The frictional layer in the observed momentum budget of the trades

Profiles of eddy momentum flux divergence are calculated as the residual in the momentum budget constructed from from airborne circular dropsonde arrays (~ 220 km) for thirteen days during the EUREC4A/ATOMIC field study east of Barbados. The observed dynamical forcing averaged over all flight days agrees broadly with ECMWF IFS forecasts. They suggest a flux divergence, or friction on the mean flow, over a 1.5 km deep layer in the prevailing wind direction. Assuming only vertical flux divergence that is zero near a local wind maximum, the observed friction corresponds to a 10 m momentum flux of ~ 0.1 Nm^-2, comparable to in-situ turbulence measurements by a Saildrone. Between 1 - 1.5 km the momentum flux divergence is counter-gradient and vertical wind shear exceeds the observed thermal wind. An averaged momentum flux divergence in the cross-wind direction is also observed and corresponds to a veering of the wind that promotes flow parallel to the isobars. 

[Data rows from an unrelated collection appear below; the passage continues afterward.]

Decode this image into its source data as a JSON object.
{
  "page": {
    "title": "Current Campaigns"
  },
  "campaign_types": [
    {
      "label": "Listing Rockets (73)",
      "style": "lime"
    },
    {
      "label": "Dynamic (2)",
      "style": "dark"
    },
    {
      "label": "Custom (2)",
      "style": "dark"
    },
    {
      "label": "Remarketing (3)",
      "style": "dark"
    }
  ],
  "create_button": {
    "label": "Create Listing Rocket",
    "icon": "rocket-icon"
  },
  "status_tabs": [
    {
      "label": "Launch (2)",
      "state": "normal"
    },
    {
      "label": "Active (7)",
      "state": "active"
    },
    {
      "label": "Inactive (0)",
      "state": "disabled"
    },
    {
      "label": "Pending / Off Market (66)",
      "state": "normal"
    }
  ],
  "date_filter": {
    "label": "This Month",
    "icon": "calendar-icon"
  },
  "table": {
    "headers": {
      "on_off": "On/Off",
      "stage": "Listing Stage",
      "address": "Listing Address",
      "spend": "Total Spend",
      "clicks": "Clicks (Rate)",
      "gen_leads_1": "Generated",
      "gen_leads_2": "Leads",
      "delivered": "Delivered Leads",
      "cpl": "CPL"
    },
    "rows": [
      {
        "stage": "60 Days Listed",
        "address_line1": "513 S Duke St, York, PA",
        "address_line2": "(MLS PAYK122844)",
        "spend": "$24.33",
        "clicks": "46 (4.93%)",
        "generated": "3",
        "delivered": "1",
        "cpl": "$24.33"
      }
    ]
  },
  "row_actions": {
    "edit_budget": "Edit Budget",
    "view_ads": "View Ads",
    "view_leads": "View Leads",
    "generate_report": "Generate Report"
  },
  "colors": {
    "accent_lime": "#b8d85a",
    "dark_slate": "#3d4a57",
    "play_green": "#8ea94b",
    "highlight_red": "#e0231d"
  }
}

The along- and cross-wind flux divergence differ substantially between days, whereby a number of flights capture ascending branches of shallow circulations where only weak flux divergence near the surface is found and flux convergence (an acceleration of the mean flow) in the cloud and inversion layer. Budget-derived and in-situ measured momentum fluxes disagree on individual days. Turbulence measurements on board the SAFIRE ATR-42 (ATR) aircraft and the UAV CU RAAVEN reveal pronounced spatial variability (5 - 60 km) of momentum flux, which suggests that convectively-driven (mesoscale) flows can compensate turbulence-induced friction within the dropsonde array.